When I returned to Brazil in 1995, at the beginning of the recent economic boom, the fabric of class was beginning to fray as poor people were finding opportunity. The change was striking: I could feel it in the street. It was no longer so easy to automatically perceive someone’s class at a glance. Class as identity in Brazil had started to crumble. I have returned again and again over the past fifteen years, watching the transformation. Since 2012, I’ve participated in the changes as US-Brazil Connect has joined forces with the Brazilian Confederation of Industry to bring 500 emerging leaders from the US together with 5000 Brazilian students in 32 Brazilian cities for educational exchange and leadership development.

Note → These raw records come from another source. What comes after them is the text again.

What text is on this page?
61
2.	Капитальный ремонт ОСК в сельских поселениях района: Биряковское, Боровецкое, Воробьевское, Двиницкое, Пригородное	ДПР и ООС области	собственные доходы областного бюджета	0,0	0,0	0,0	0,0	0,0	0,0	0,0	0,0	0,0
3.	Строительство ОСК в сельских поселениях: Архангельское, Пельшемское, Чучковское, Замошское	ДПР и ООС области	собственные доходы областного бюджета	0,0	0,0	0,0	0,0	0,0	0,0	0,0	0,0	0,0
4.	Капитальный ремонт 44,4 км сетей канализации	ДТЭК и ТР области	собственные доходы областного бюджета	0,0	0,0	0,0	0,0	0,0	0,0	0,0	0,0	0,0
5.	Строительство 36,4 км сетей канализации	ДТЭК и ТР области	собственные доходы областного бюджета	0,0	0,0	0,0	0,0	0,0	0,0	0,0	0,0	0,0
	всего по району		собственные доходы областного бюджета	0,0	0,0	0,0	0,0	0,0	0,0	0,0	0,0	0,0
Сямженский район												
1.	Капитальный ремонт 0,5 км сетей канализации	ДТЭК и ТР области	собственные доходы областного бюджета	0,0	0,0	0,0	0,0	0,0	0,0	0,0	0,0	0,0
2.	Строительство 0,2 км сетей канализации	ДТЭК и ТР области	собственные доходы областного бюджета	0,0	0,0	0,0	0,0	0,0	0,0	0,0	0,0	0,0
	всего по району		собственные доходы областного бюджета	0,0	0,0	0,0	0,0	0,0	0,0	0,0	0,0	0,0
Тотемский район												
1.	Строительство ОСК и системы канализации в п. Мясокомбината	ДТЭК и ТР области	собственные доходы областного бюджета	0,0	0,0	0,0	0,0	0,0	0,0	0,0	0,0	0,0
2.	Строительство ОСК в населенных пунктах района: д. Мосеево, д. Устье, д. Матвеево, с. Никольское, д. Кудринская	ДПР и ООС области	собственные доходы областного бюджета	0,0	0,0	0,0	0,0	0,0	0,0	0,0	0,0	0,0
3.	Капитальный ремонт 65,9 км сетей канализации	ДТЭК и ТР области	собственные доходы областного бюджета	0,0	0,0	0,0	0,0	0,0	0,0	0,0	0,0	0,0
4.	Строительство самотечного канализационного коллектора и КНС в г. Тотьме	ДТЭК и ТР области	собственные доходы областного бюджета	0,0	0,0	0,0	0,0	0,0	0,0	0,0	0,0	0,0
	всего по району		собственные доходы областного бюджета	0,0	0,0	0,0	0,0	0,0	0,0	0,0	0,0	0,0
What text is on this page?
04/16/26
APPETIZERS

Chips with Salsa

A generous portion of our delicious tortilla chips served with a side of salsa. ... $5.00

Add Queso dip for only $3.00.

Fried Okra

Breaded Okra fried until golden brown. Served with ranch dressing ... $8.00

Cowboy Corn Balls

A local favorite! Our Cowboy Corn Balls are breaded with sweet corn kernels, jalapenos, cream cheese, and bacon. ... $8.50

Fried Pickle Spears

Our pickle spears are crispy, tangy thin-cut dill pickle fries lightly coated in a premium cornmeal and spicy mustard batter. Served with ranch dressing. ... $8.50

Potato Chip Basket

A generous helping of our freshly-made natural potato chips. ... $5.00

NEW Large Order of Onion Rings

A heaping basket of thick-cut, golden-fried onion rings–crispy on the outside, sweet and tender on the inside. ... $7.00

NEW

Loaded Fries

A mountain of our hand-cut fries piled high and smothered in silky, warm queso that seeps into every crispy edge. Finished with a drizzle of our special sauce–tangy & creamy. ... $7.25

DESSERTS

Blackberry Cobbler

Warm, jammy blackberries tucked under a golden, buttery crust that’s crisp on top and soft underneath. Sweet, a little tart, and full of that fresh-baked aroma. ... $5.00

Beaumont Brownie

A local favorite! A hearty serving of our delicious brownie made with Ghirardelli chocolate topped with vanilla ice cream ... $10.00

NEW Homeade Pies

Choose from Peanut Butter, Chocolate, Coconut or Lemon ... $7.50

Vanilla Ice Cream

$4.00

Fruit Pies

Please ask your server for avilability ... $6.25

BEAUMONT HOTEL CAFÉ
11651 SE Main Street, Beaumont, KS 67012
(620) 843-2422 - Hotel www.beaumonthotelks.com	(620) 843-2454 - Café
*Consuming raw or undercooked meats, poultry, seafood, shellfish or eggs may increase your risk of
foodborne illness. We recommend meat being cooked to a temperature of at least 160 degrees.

Through our partnerships, our US-Brazil Connect Fellows have gained deep understanding of Brazil’s complexities by working and learning side-by-side with Brazil’s next generation. Over 98% of our US-Brazil Connect Fellows say the best part of our program is connecting with these young Brazilians. We work together intensely, over a period of seven months, including six months via technology and one month on the ground in Brazil. Our Brazilian students are primarily from modest backgrounds, but these backgrounds don’t define them. They have fully embraced the idea that if you work hard, you should be able to get ahead. They have an entrepreneurial spirit and discipline. They are curious and skilled. Connected via technology, they are not just aware of global issues, they have made friends around the world.
In my experience, Brazil’s youth has little faith in political leaders. But they have faith in themselves. And, unlike generations before them who had little hope for the future, this generation has dreams and expectations for a better life. They have rejected the notion that the poor will always be among us.
Any predictions about Brazil’s future must consider the role this generation will play in shaping what is to come. Today, the real question is not whether Brazil will return to the old patterns. Rather, the question is– What future will this new generation create?